Arbuthnot, were written in 1733 and 1734. Then follows an
imitation of the first Epistle of the Second Book of the Satires of
Horace, concerning which Pope told a friend, “When I had a fever
one winter in town that confined me to my room for five or six days,
Lord Bolingbroke, who came to see me, happened to take up a Horace
that lay on the table, and, turning it over, dropped on the first
satire in the Second Book, which begins, ‘Sunt, quibus in satira.’
He observed how well that would suit my case if I were to imitate it
in English. After he was gone, I read it over, translated it in
a morning or two, and sent it to press in a week or a fortnight
after” (February, 1733). “And this was the occasion of my
imitating some others of the Satires and Epistles.” The two
dialogues finally used as the Epilogue to the Satires were first
published in the year 1738, with the name of the year, “Seventeen
Hundred and Thirty-eight.” Samuel Johnson’s “London,”
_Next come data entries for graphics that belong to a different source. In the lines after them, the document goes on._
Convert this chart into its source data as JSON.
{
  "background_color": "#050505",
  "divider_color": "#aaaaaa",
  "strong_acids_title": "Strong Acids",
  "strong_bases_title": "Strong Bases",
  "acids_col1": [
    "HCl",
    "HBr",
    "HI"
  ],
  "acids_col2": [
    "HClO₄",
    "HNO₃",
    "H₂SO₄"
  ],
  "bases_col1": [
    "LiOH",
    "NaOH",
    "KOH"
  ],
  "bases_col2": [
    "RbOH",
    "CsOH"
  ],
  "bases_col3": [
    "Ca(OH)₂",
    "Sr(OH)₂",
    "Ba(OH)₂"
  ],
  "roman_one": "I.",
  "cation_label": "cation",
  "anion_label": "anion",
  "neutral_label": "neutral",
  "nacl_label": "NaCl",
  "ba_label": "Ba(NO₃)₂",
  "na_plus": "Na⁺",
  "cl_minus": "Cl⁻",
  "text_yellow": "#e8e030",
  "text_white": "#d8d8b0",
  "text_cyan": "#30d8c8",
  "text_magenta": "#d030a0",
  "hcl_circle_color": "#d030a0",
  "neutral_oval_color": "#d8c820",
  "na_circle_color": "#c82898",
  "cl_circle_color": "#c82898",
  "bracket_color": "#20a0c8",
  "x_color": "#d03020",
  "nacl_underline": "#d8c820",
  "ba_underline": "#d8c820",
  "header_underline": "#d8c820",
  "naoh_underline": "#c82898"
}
his first bid for recognition, appeared in the same week, and excited
in Pope not admiration only, but some active endeavour to be useful
to its author.The
reader of Pope, as of every author, is advised to begin by letting
him say what he has to say, in his own manner to an open mind that
seeks only to receive the impressions which the writer wishes to
convey. First let the mind and spirit of the writer come into
free, full contact with the mind and spirit of the reader, whose
attitude at the first reading should be simply receptive. Such
reading is the condition precedent to all true judgment of a writer’s
work. All criticism that is not so grounded spreads as fog over
a poet’s page. Read, reader, for yourself, without once
pausing to remember what you have been told to think.H.M.